Thursday, July 7, 2011

Archaeological Evidence For Bilam

Reconstruction of The Deir Alla Plasters regarding Bilam
Bilam  (Balaam) happens to be one of the few characters that has archaeological evidence of his existence, outside the Torah. According to Wikipedia:

The Deir 'Alla Inscription (or Bala'am Son of Be'or Inscription) was the product of a 1967 excavation in Deir 'AllaJordan. The excavation revealed a many-chambered structure that had also been destroyed by earthquake, during the Persian period at the site, on the wall of which was written a previously unknown prophecy by the seer and prophet Bala'am, son of Be'or, who may be the same Bala'am mentioned in Numbers 22-24 and in other passages of the Bible.[1]The inscription was written in an unattested peripheral local dialect, with Aramaic and South Canaanite characteristics, which employed an idiosyncratic script.[2] The inscription is datable to ca. 840-760 BCE; it was painted in inks[3] on fragments of a plastered wall: 119 pieces of inked plaster were recovered. The wall, near the summit of the tell, was felled by yet another tremor.[4

Actual picture of the Plasters On which The Writing Was Found
What is actually written is actually in some dispute, due to the fact that the plaster it was written on has crumbled over the centuries, and the reconstruction can lead to many differnt readings. What seems clear though is that we are told of some apocolypse that has been diverted. This is not the story told in the Torah, but rather a differnt story of Bilam.
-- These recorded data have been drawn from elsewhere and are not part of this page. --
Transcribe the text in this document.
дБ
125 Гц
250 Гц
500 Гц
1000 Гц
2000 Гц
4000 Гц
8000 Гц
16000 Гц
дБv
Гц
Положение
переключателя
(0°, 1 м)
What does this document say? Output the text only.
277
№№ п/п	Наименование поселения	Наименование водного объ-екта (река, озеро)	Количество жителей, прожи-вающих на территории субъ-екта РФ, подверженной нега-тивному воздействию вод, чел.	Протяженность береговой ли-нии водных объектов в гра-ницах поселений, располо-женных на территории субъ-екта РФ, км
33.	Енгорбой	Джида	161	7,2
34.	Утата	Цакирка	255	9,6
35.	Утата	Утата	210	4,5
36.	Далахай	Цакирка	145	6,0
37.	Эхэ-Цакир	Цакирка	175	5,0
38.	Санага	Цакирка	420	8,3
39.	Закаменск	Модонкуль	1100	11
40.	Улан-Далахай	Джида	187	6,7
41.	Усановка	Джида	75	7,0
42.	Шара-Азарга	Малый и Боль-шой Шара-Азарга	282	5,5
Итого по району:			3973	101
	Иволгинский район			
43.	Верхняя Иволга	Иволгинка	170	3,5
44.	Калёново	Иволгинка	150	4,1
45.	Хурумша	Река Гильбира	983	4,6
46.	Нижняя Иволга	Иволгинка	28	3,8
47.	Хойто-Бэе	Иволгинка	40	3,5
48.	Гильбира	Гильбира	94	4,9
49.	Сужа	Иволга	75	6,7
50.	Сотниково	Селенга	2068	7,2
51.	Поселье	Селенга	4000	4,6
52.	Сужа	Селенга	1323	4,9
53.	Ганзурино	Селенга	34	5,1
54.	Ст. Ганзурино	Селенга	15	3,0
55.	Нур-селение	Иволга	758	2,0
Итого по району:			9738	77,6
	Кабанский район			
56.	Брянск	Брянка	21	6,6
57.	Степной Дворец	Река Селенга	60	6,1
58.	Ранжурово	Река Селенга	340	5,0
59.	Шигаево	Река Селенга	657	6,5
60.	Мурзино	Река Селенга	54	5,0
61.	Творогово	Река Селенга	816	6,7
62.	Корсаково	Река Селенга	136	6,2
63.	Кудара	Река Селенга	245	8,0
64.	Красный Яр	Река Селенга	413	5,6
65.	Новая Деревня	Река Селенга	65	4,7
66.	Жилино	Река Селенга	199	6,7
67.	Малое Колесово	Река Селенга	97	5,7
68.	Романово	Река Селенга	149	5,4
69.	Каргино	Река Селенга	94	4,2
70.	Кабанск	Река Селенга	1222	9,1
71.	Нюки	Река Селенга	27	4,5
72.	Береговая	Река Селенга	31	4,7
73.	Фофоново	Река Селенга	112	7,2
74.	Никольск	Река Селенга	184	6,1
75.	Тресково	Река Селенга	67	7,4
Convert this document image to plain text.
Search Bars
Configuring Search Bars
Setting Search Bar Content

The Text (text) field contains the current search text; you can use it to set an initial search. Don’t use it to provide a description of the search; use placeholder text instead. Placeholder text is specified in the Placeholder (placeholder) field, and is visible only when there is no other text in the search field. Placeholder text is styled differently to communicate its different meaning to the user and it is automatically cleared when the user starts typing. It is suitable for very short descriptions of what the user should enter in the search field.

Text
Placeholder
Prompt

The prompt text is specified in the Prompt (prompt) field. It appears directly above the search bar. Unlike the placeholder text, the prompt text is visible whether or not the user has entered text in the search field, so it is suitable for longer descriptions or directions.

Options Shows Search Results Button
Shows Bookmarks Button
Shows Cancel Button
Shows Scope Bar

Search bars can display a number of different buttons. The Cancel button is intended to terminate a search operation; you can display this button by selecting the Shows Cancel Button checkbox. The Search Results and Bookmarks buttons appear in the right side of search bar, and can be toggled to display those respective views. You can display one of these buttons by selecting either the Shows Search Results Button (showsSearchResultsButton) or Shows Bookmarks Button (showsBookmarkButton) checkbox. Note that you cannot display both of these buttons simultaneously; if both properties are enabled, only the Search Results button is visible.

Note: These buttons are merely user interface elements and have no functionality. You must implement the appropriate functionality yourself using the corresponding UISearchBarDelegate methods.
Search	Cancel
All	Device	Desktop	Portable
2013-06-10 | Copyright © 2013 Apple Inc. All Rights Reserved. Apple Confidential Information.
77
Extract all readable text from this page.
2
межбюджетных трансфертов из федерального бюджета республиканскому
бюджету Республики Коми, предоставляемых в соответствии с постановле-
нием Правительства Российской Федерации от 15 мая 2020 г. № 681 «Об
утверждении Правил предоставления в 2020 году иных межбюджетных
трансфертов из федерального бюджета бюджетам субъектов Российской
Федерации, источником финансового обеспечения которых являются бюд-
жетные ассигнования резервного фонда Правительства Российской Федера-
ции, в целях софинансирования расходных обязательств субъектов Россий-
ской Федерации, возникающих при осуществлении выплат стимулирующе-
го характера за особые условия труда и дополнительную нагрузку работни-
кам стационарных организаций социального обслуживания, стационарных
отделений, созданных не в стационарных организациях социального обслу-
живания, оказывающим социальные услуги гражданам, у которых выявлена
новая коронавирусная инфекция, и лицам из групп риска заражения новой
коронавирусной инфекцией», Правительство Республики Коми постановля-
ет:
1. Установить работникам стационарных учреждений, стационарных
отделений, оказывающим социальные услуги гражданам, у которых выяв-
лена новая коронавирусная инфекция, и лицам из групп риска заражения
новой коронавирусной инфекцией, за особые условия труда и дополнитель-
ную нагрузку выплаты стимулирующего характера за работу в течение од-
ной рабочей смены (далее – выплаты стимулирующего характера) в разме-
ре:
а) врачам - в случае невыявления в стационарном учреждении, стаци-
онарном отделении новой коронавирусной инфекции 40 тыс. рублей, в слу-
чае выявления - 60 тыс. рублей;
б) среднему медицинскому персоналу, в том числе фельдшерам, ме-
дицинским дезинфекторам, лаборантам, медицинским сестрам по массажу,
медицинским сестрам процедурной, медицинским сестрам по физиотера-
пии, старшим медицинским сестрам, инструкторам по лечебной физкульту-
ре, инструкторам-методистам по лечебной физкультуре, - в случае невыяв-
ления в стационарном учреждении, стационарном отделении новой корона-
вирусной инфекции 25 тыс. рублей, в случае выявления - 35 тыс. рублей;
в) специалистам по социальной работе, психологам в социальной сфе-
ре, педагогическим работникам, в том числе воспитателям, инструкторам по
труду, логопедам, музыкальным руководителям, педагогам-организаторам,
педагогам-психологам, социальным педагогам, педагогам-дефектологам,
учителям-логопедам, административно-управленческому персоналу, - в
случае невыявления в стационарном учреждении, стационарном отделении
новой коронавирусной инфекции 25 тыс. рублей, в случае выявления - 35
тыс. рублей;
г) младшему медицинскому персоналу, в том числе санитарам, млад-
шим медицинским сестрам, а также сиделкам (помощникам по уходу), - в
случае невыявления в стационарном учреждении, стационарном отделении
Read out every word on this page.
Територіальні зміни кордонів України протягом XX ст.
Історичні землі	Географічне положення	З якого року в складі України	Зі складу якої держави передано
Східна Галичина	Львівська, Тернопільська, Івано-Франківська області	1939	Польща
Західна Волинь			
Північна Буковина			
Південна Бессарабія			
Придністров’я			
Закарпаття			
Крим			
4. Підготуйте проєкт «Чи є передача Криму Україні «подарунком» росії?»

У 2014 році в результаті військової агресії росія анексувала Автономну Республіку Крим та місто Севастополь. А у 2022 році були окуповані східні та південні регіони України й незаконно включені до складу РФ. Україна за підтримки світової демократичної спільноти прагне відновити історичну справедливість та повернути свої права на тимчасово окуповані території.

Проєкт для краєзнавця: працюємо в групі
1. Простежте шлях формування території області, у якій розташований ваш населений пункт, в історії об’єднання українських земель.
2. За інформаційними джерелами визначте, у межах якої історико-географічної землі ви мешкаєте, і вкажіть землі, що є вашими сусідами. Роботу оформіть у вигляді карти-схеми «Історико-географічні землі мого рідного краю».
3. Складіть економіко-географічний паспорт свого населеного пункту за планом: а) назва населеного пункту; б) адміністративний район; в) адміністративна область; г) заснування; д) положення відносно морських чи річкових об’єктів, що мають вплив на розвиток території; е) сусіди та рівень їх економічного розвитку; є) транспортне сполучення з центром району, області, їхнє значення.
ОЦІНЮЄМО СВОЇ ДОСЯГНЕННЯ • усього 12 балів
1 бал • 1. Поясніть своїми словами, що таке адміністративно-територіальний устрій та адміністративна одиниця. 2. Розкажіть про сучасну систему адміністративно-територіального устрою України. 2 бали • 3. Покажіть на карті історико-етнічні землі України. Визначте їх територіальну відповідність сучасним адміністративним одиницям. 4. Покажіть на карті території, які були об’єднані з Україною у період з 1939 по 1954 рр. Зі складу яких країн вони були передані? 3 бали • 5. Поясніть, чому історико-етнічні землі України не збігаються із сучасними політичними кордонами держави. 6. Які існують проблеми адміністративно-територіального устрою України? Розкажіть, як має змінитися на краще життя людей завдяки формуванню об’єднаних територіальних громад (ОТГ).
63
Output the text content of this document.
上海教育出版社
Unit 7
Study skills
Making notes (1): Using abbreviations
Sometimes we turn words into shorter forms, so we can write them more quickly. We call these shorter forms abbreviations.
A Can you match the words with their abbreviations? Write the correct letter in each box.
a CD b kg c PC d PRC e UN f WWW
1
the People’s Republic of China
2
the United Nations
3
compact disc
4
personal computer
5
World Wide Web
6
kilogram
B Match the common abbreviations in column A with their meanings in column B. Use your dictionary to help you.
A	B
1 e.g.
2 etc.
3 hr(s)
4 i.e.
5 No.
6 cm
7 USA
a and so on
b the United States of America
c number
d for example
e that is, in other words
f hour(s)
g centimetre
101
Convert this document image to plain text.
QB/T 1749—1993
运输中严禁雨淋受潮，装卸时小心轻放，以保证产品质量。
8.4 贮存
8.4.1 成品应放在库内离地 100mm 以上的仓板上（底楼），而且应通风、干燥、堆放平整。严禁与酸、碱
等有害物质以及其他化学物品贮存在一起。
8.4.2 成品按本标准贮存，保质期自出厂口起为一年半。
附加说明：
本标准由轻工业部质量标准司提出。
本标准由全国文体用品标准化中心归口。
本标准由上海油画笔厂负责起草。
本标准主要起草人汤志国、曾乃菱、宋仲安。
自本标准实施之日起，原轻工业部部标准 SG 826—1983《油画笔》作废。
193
Here is the text as brought in wikipedia:

(1) [VACAT] The sa]ying[s of Bala]am, [son of Be]or, the man who was a seer of the gods. Lo! Gods came to him in the night [and spoke to] him (2) according to these w[ord]s. Then they said to [Bala]am, son of Beor, thus: Let someone make a [ ] hearafter, so that [what] you have hea[rd may be se]en!" (3) And Balaam rose in the morning [ ] right hand [ ] and could not [eat] and wept (4) aloud. Then his people came in to him [and said] to Balaam, son of Beor, "Do you fast? [ ] Do you weep?" And he (5) said to them, "Si[t] do]wn! I shall inform you what the Shad[daying have done]. Now come, see the deeds of the g[o]ds!. The g[o]ds have gathered (6) and the Shaddayin have taken their places in the assembly and said to Sh[ , thus:] 'Sew the skies shut with your thick cloud! There let there be darkness and no (7) perpetual shining and n[o] radiance! For you will put a sea[l upon the thick] cloud of darkness and you will not remove it forever! For the swift has (8) reproached the eagle, the voice of vultures resounds. The st[ork has ] the young of the NHS-bird and ripped up the chicks of the heron. The swallow has belittled (9) the dove, and the sparrow [ ] and [ ] the staff. Instead of ewes the stick is driven along. Hares have eaten (10) [ ]. Freemen [] have drunk wine, and hyenas have listened to instruction. The whelps of the (11) f[ox] laughs at wise men, and the poor woman has mixed myrhh, and the priestess (12) [ ] to the one who wears a girdle of threads. The esteemed esteems and the esteemer is es[teemed. ] and everyone has seen those things that decree offspring and young. (15) [ ] to the leopard. The piglet has chased the young (16) [of] those who are girded and the eye ....'"
I've never quite figured out why this writing is not mentioned more often among the religious community, as finding evidence of a charecter from the Torah would seem to be a big deal.